J’ai joué en deuxième division, à Bar, pendant sept – huit ans. Ça reste une belle période de ma vie. Nous étions une équipe de copains sortis de l’école. Quand j’avais 18 ans, j’étais le plus âgé de l’équipe ! On avait une génération incroyable : mon frère, Borislav, qui avait 17 ans et qui a été international yougoslave, les deux frères Pavicevic (Mihailo et Djordje) qui sont maintenant coach et président de Mornar Bar, le père de Sasha Pavlovic, finaliste NBA en 2007 avec les Cavaliers de LeBron James… Pendant quelques mois, j’ai même eu la chance de jouer pour Bozidar Maljkovic qui est venu nous coacher en 1979. Je jouais poste 3. J’étais un bon défenseur, c’était la honte si on me battait en un-contre-un. J’étais un joueur physique, collectif, qui travaillait dans l’ombre, très bon driveur mais pas très adroit de loin. Je savais exactement ce que je pouvais faire et je me cantonnais à cela. Aussi, j’étais quelqu’un avec du caractère et surtout un grand compétiteur. Quand il y avait match, je ne lâchais rien.
Malheureusement, je me suis rompu les ligaments croisés à 26 ans et j’ai arrêté ma carrière là-dessus. Cela faisait quelques temps que je m’interrogeais sur la suite. En 1978, mon frère est parti à Sarajevo et il a immédiatement remporté l’EuroLeague. Moi, j’avais 22 ans, toujours à Bar, et je ne voulais pas rester dans la médiocrité, me contenter d’être un joueur moyen. Alors je me suis demandé ce que j’allais accomplir comme joueur ? Je me suis dit qu’au maximum, je serais un petit joueur de première division. Du coup, j’ai décidé de changer de voie et de m’orienter vers le coaching tant tout le monde me disait depuis des années que c’était ma vocation. Et je ne me suis jamais fait opérer des croisés ! »

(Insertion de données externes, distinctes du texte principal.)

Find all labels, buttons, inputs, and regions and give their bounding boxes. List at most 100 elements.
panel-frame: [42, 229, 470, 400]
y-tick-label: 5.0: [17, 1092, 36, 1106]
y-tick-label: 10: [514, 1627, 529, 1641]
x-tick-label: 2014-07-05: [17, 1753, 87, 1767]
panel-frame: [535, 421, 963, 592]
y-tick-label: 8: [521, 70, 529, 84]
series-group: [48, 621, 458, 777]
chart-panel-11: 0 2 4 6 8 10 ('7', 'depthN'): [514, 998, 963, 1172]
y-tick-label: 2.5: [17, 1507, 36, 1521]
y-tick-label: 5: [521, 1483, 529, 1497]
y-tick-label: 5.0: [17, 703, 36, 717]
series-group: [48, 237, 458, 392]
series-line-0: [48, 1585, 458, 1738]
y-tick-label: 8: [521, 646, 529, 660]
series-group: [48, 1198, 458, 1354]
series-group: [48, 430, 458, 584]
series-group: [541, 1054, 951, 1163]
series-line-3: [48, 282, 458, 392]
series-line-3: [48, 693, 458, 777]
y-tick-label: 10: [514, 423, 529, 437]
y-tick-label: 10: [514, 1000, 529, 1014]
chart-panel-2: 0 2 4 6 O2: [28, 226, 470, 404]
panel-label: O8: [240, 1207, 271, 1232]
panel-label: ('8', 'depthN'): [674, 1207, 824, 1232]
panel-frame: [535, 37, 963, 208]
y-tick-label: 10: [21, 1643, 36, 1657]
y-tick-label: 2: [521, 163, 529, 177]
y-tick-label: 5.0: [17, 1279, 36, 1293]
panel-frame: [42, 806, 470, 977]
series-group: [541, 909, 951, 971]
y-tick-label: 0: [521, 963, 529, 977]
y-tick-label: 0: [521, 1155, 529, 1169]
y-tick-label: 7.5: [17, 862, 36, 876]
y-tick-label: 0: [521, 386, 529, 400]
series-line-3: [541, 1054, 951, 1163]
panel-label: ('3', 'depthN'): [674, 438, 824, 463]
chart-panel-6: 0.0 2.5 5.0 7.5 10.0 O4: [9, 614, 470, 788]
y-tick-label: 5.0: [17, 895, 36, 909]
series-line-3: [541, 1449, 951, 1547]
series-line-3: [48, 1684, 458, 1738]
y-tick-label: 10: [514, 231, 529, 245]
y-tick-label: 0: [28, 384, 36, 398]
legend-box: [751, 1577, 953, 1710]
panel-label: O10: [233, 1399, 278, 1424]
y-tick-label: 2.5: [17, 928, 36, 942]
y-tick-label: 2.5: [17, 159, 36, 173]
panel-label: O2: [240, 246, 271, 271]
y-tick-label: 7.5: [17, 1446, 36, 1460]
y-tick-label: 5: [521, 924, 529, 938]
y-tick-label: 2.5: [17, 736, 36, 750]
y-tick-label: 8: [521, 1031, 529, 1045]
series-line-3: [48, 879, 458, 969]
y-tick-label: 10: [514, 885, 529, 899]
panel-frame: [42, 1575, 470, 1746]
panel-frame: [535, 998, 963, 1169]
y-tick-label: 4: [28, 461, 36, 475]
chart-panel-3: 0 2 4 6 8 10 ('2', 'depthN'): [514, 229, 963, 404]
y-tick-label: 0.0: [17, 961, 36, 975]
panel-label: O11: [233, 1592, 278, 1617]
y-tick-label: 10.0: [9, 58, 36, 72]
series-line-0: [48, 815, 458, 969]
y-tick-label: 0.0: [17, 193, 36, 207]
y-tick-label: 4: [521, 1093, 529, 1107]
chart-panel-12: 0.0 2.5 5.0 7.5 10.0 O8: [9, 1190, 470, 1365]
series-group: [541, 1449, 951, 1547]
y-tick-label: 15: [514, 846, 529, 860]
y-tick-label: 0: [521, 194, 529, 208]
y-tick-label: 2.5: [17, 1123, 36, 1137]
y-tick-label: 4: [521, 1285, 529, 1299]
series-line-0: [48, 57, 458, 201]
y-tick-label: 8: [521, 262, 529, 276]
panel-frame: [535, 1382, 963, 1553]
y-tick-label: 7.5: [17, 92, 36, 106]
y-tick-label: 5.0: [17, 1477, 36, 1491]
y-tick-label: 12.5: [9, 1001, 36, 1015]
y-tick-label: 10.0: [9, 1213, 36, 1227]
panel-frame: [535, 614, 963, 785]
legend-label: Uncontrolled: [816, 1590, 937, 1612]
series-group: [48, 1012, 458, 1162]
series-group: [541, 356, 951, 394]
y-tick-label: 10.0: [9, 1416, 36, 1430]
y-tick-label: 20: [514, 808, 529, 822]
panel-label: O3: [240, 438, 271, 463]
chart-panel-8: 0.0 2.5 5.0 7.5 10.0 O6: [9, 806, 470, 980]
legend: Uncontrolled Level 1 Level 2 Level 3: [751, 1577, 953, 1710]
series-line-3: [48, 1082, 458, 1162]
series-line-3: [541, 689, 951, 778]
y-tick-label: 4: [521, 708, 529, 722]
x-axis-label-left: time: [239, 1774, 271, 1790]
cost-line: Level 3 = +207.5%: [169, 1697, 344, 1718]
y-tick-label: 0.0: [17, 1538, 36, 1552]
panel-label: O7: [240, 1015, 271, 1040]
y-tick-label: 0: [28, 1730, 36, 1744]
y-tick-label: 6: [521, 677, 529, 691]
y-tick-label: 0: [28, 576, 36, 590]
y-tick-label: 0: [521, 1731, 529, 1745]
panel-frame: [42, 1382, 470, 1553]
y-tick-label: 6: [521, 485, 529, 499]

Arbitre en D1 et apprenti-coach en D3 :
Au sifflet face à Radja, Kukoc, Divac, Djordjevic et compagnie !
« J’ai démarré ma carrière d’entraîneur à 27 ans avec Ulcinj, un club qui émergeait, en troisième division. Ils m’ont proposé de venir en décembre avec comme mission de maintenir l’équipe et on n’a perdu qu’un seul match jusqu’à la fin. Je suis resté trois ans supplémentaires avec eux.
Parallèlement, j’étais un très bon arbitre. On m’avait poussé à passer les examens suite à un match amical que j’avais arbitré à Podgorica pour dépanner et en trois ans, je me suis retrouvé à officier en première division. Je passais mes journées dans les salles de basket : je faisais du travail individuel avec les joueurs de Bar le matin, l’entraînement à Ulcinj l’après-midi, j’arbitrais en première division le samedi et je coachais le dimanche en troisième division. Pendant mon expérience à Ulcinj, j’ai refusé un grand club, le Buducnost Podgorica, car je pensais que je n’étais pas encore prêt. Je voulais continuer à travailler dans les divisions inférieures et à cumuler avec l’arbitrage. Quand j’étais au sifflet, je regardais les coachs, leurs réactions, etc. Ça a été un grand apprentissage.
Mon dernier match en tant qu’arbitre a été Jugoplastika Split – Partizan Belgrade le 20 janvier 1989. Avec Dino Radja, Toni Kukoc, Zoran Sretenovic, Dusko Ivanovic d’un côté ; Vlade Divac, Zarko Paspalj, Sasha Djordjevic, Sasha Danilovic de l’autre. Boja Maljkovic sur le banc de Split, Dusko Vujosevic sur celui du Partizan. Il y avait des salles tellement difficiles à l’époque en Yougoslavie : Zadar, Split, Belgrade… Peu d’arbitres parvenaient à résister à la pression du public ou des joueurs et je pense que j’y arrivais plutôt bien. J’ai même été reconnu comme l’un des dix meilleurs arbitres du pays lors de ma dernière année avec Goran Radonjic. Quand on a vécu tout cela si jeune, on est tellement riche en terme d’expérience, on est blindé. »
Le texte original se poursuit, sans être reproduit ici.